Non-Hermitian Photonics based on Charge-Parity Symmetry

Parity-time ($\mathcal{PT}$) symmetry, originally conceived for non-Hermitian open quantum systems, has opened an excitingly new avenue for the coherent control of light. By tailoring optical gain and loss in integrated photonic structures, $\mathcal{PT}$ symmetric non-Hermitian photonics has found applications in many fields ranging from single mode lasing to novel topological matters. Here we propose a new paradigm towards non-Hermitian photonics based on the charge-parity ($\mathcal{CP}$) symmetry that has the potential to control the flow of light in an unprecedented way. In particular, we consider continuous dielectric chiral materials, where the charge conjugation and parity symmetries are broken individually, but preserved jointly. Surprisingly, the phase transition between real and imaginary spectra across the exceptional point is accompanied by a dramatic change of the photonic band topology from dielectric to hyperbolic.

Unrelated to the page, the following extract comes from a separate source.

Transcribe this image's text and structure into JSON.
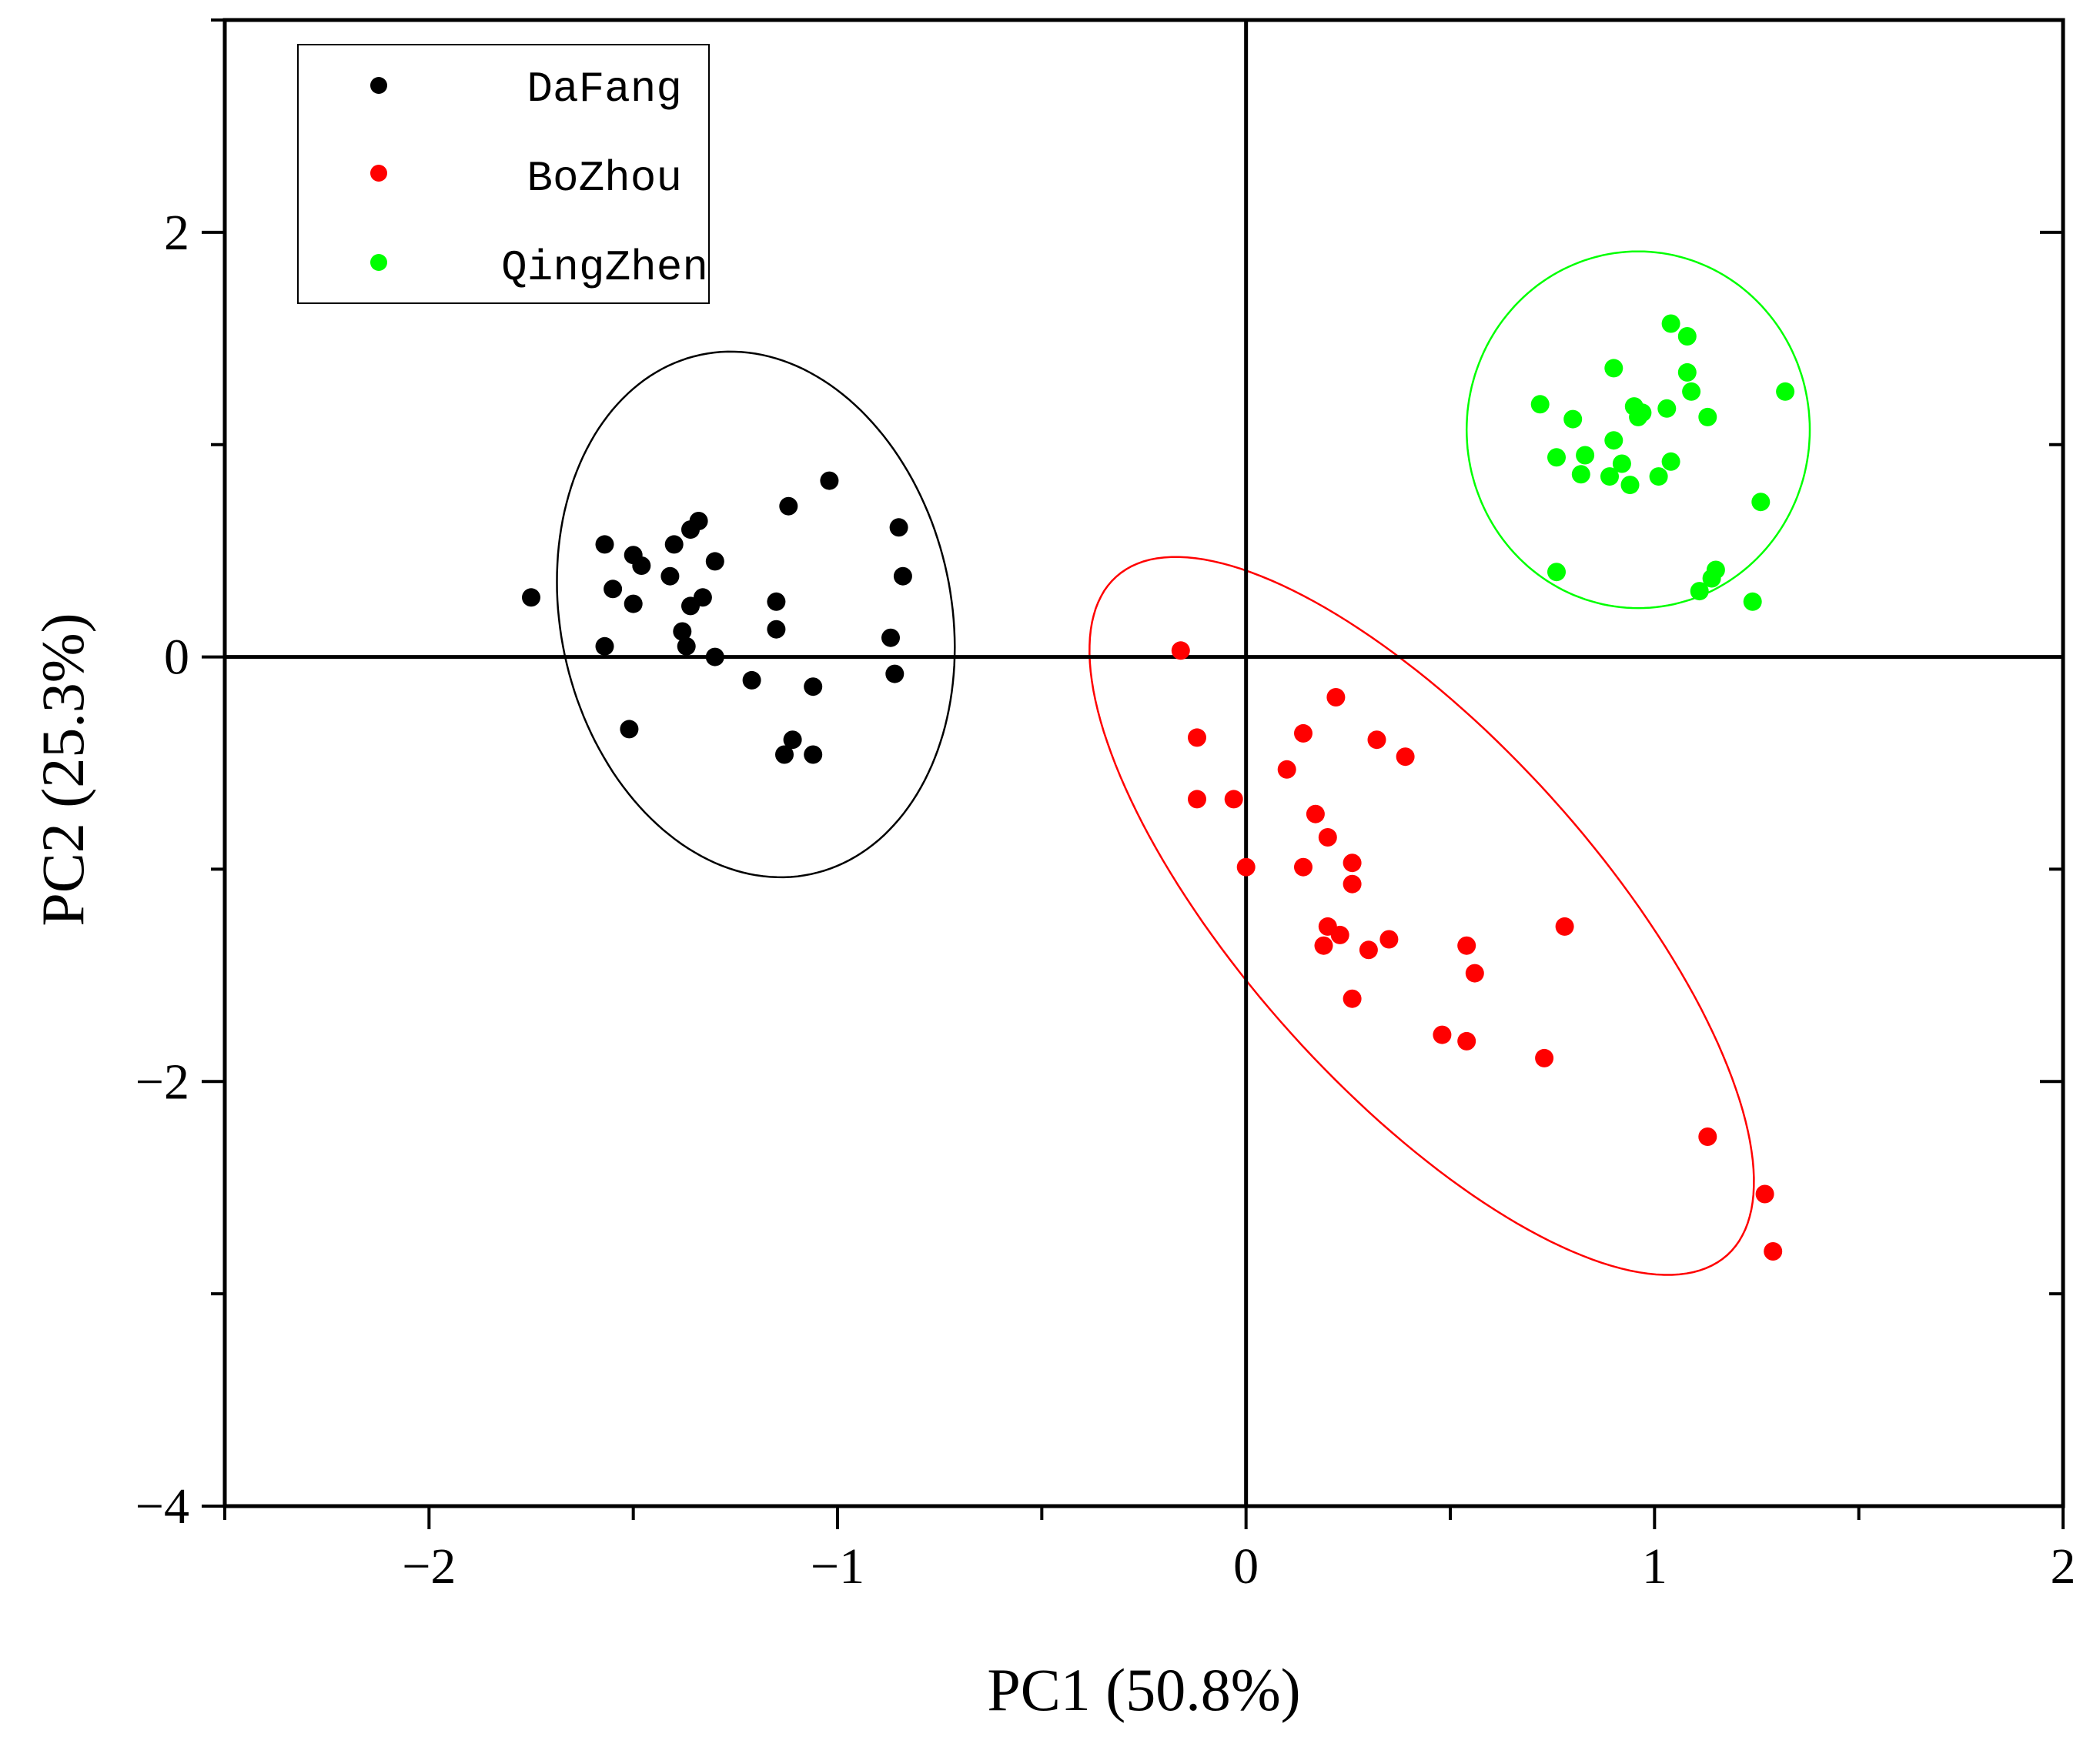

We showcase broad applications of $\mathcal{CP}$ symmetric photonics such as all-angle polarization-dependent negative refraction materials, enhanced spontaneous emission for laser engineering, and non-Hermitian topological photonics. The $\mathcal{CP}$ symmetry opens an unexplored pathway for studying non-Hermitian photonics without optical gain/loss by connecting two previously distinct material properties: chirality and hyperbolicity, therefore providing a powerful tool for engineering many promising applications in photonics and other related fields.